Finding Volume of Solid Rotated Using Washers and Disks

[twoski]

Homework Statement

Using disks or washers, find the volume of the solid obtained by rotating the region bounded by the curves y = x^2 and y = 4 about the line y = 4

The Attempt at a Solution

Since y=4 is parallel to the x-axis i assume i should be using the 'washer' method.

The points of intersection are x = 2, x = -2... But when i compute the volume i get the wrong answer.

$V = \pi \int ^{2}_{-2} ( x^{4} - 8 )dx = 1/5 x^{5} - 8x | ^{2}_{-2}$

which results in pi * 64/5 which is apparently wrong...

 

[LCKurtz]

Homework Statement

Using disks or washers, find the volume of the solid obtained by rotating the region bounded by the curves y = x^2 and y = 4 about the line y = 4

The Attempt at a Solution

Since y=4 is parallel to the x-axis i assume i should be using the 'washer' method.

The points of intersection are x = 2, x = -2... But when i compute the volume i get the wrong answer.

$V = \pi \int ^{2}_{-2} ( x^{2} - 4 )dx = 1/3 x^{3} - 4x | ^{2}_{-2}$

which results in pi * 16/3 which is apparently wrong...

Check your formula for the washer method.

 

[twoski]

edit: Whoops.

 

[Mark44]

Homework Statement

Using disks or washers, find the volume of the solid obtained by rotating the region bounded by the curves y = x^2 and y = 4 about the line y = 4

The Attempt at a Solution

Since y=4 is parallel to the x-axis i assume i should be using the 'washer' method.

The points of intersection are x = 2, x = -2... But when i compute the volume i get the wrong answer.

$V = \pi \int ^{2}_{-2} ( x^{2} - 4 )dx = 1/3 x^{3} - 4x | ^{2}_{-2}$

which results in pi * 16/3 which is apparently wrong...

Your integrand is incorrect. The volume of a typical disk (it's not a washer here) is $\pi$radius²*Δx. You are forgetting to square the radius.

 

[twoski]

$V = \pi \int ^{2}_{-2} ( x^{4} - 16 )dx = 1/5 x^{5} - 16x | ^{2}_{-2}$

So evaluating this, i get pi * -256/5, which is wrong... Is there a method for determining the order in which i subtract the two given functions? Since y=4 is above y=x^2 should i be subtracting y=x^2 from it instead?

 

[LCKurtz]

What is the disk radius? What do you get when you square it?

 

[slider142]

$V = \pi \int ^{2}_{-2} ( x^{4} - 16 )dx = 1/5 x^{5} - 16x | ^{2}_{-2}$

So evaluating this, i get pi * -256/5, which is wrong... Is there a method for determining the order in which i subtract the two given functions? Since y=4 is above y=x^2 should i be subtracting y=x^2 from it instead?

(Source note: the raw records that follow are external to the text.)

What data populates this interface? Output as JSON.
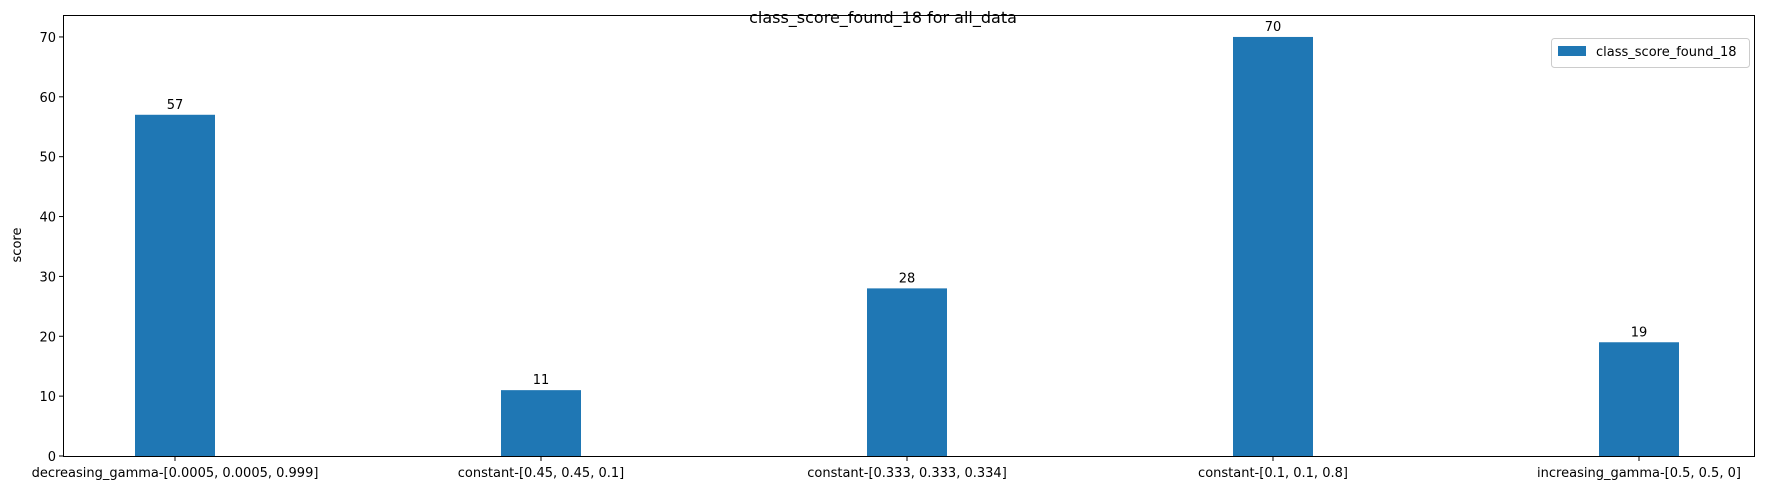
{
  "chart_data": {
    "type": "bar",
    "title": "class_score_found_18 for all_data",
    "xlabel": "",
    "ylabel": "score",
    "categories": [
      "decreasing_gamma-[0.0005, 0.0005, 0.999]",
      "constant-[0.45, 0.45, 0.1]",
      "constant-[0.333, 0.333, 0.334]",
      "constant-[0.1, 0.1, 0.8]",
      "increasing_gamma-[0.5, 0.5, 0]"
    ],
    "series": [
      {
        "name": "class_score_found_18",
        "values": [
          57,
          11,
          28,
          70,
          19
        ],
        "color": "#1f77b4"
      }
    ],
    "ylim": [
      0,
      73.5
    ],
    "yticks": [
      0,
      10,
      20,
      30,
      40,
      50,
      60,
      70
    ],
    "grid": false,
    "legend_position": "top-right",
    "data_labels": true
  }
}
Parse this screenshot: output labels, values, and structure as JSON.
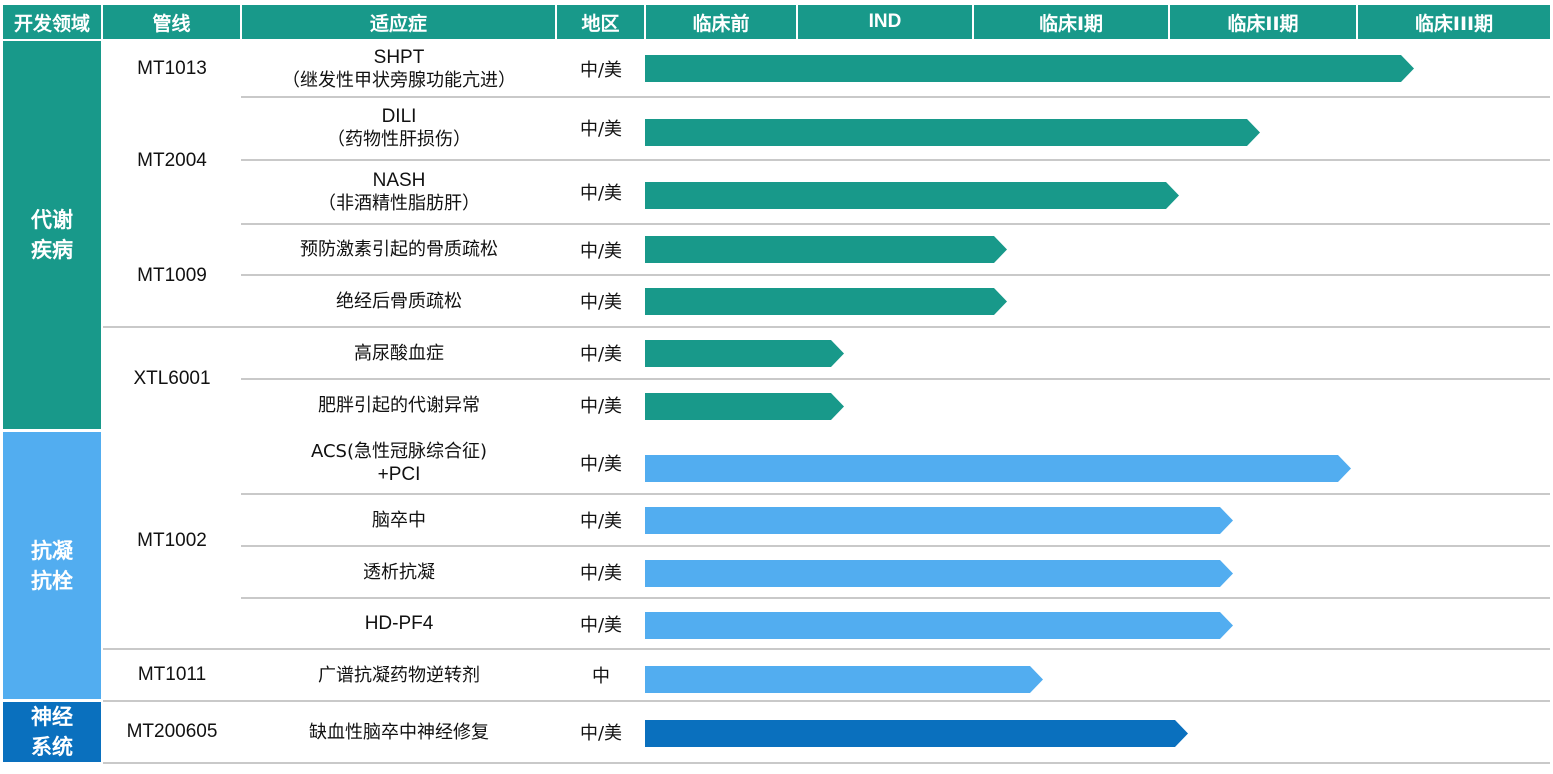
{
  "headers": {
    "area": "开发领域",
    "pipeline": "管线",
    "indication": "适应症",
    "region": "地区",
    "phases": [
      "临床前",
      "IND",
      "临床I期",
      "临床II期",
      "临床III期"
    ]
  },
  "areas": [
    {
      "label": "代谢疾病",
      "color": "#18998a"
    },
    {
      "label": "抗凝抗栓",
      "color": "#52adf0"
    },
    {
      "label": "神经系统",
      "color": "#0a70be"
    }
  ],
  "pipelines": [
    {
      "label": "MT1013"
    },
    {
      "label": "MT2004"
    },
    {
      "label": "MT1009"
    },
    {
      "label": "XTL6001"
    },
    {
      "label": "MT1002"
    },
    {
      "label": "MT1011"
    },
    {
      "label": "MT200605"
    }
  ],
  "chart_data": {
    "type": "bar",
    "orientation": "horizontal",
    "phase_scale": [
      "临床前",
      "IND",
      "临床I期",
      "临床II期",
      "临床III期"
    ],
    "rows": [
      {
        "area": "代谢疾病",
        "pipeline": "MT1013",
        "indication_en": "SHPT",
        "indication": "（继发性甲状旁腺功能亢进）",
        "region": "中/美",
        "progress": 0.85,
        "color": "#18998a"
      },
      {
        "area": "代谢疾病",
        "pipeline": "MT2004",
        "indication_en": "DILI",
        "indication": "（药物性肝损伤）",
        "region": "中/美",
        "progress": 0.68,
        "color": "#18998a"
      },
      {
        "area": "代谢疾病",
        "pipeline": "MT2004",
        "indication_en": "NASH",
        "indication": "（非酒精性脂肪肝）",
        "region": "中/美",
        "progress": 0.59,
        "color": "#18998a"
      },
      {
        "area": "代谢疾病",
        "pipeline": "MT1009",
        "indication_en": "",
        "indication": "预防激素引起的骨质疏松",
        "region": "中/美",
        "progress": 0.4,
        "color": "#18998a"
      },
      {
        "area": "代谢疾病",
        "pipeline": "MT1009",
        "indication_en": "",
        "indication": "绝经后骨质疏松",
        "region": "中/美",
        "progress": 0.4,
        "color": "#18998a"
      },
      {
        "area": "代谢疾病",
        "pipeline": "XTL6001",
        "indication_en": "",
        "indication": "高尿酸血症",
        "region": "中/美",
        "progress": 0.22,
        "color": "#18998a"
      },
      {
        "area": "代谢疾病",
        "pipeline": "XTL6001",
        "indication_en": "",
        "indication": "肥胖引起的代谢异常",
        "region": "中/美",
        "progress": 0.22,
        "color": "#18998a"
      },
      {
        "area": "抗凝抗栓",
        "pipeline": "MT1002",
        "indication_en": "",
        "indication": "ACS(急性冠脉综合征)",
        "indication_en2": "+PCI",
        "region": "中/美",
        "progress": 0.78,
        "color": "#52adf0"
      },
      {
        "area": "抗凝抗栓",
        "pipeline": "MT1002",
        "indication_en": "",
        "indication": "脑卒中",
        "region": "中/美",
        "progress": 0.65,
        "color": "#52adf0"
      },
      {
        "area": "抗凝抗栓",
        "pipeline": "MT1002",
        "indication_en": "",
        "indication": "透析抗凝",
        "region": "中/美",
        "progress": 0.65,
        "color": "#52adf0"
      },
      {
        "area": "抗凝抗栓",
        "pipeline": "MT1002",
        "indication_en": "HD-PF4",
        "indication": "",
        "region": "中/美",
        "progress": 0.65,
        "color": "#52adf0"
      },
      {
        "area": "抗凝抗栓",
        "pipeline": "MT1011",
        "indication_en": "",
        "indication": "广谱抗凝药物逆转剂",
        "region": "中",
        "progress": 0.44,
        "color": "#52adf0"
      },
      {
        "area": "神经系统",
        "pipeline": "MT200605",
        "indication_en": "",
        "indication": "缺血性脑卒中神经修复",
        "region": "中/美",
        "progress": 0.6,
        "color": "#0a70be"
      }
    ]
  },
  "colors": {
    "header_bg": "#18998a",
    "divider": "#c9c9c9"
  }
}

Draw a picture of your region, and draw a single approximate disk of depth Δx. What is its radius?

 

[twoski]

What is the disk radius? What do you get when you square it?

Well if i draw out x^2 and y=4, the distance from the lowest point in x^2 to y=4 is 4. And 4^2 is 16 so i guess i don't follow what you're hinting at.

 

[slider142]

Well if i draw out x^2 and y=4, the distance from the lowest point in x^2 to y=4 is 4. And 4^2 is 16 so i guess i don't follow what you're hinting at.

Great, that's the radius at x = 4. However, the radius varies with x. What is the radius r(x) as a function of x ?

 

[LCKurtz]

Well if i draw out x^2 and y=4, the distance from the lowest point in x^2 to y=4 is 4. And 4^2 is 16 so i guess i don't follow what you're hinting at.

The vertical distance between two curves is $y_{upper}-y_{lower}$. What is that in this problem? What is its square? That's what goes in the integrand as $\pi r^2dx$.

 

[twoski]

Okay it's 4-x^2 so i guess my order was wrong, if that's what you're getting at?

I forgot order doesn't matter as long as you take the absolute value of your answer (since my result is 256/5 if i shift things around). So i guess 256/5 * pi is correct then?

Am i supposed to be squaring (4-x^2)^2 = (16 - 8x^2 + x^4) or should i be squaring them individually, like (4^2) - ((x^2)^2)?

 

[Mark44]

Okay it's 4-x^2 so i guess my order was wrong, if that's what you're getting at?

This is just the distance between a point on the line and a point on the curve.

I forgot order doesn't matter as long as you take the absolute value of your answer (since my result is 256/5 if i shift things around). So i guess 256/5 * pi is correct then?

Am i supposed to be squaring (4-x^2)^2 = (16 - 8x^2 + x^4) or should i be squaring them individually, like (4^2) - ((x^2)^2)?

You're supposed to square (4 - x²), which would be (4 - x²)².

 

[LCKurtz]

The vertical distance between two curves is $y_{upper}-y_{lower}$. What is that in this problem? What is its square? That's what goes in the integrand as $\pi r^2dx$.

Am i supposed to be squaring (4-x^2)^2 = (16 - 8x^2 + x^4) or should i be squaring them individually, like (4^2) - ((x^2)^2)?

The answer is in my quoted post.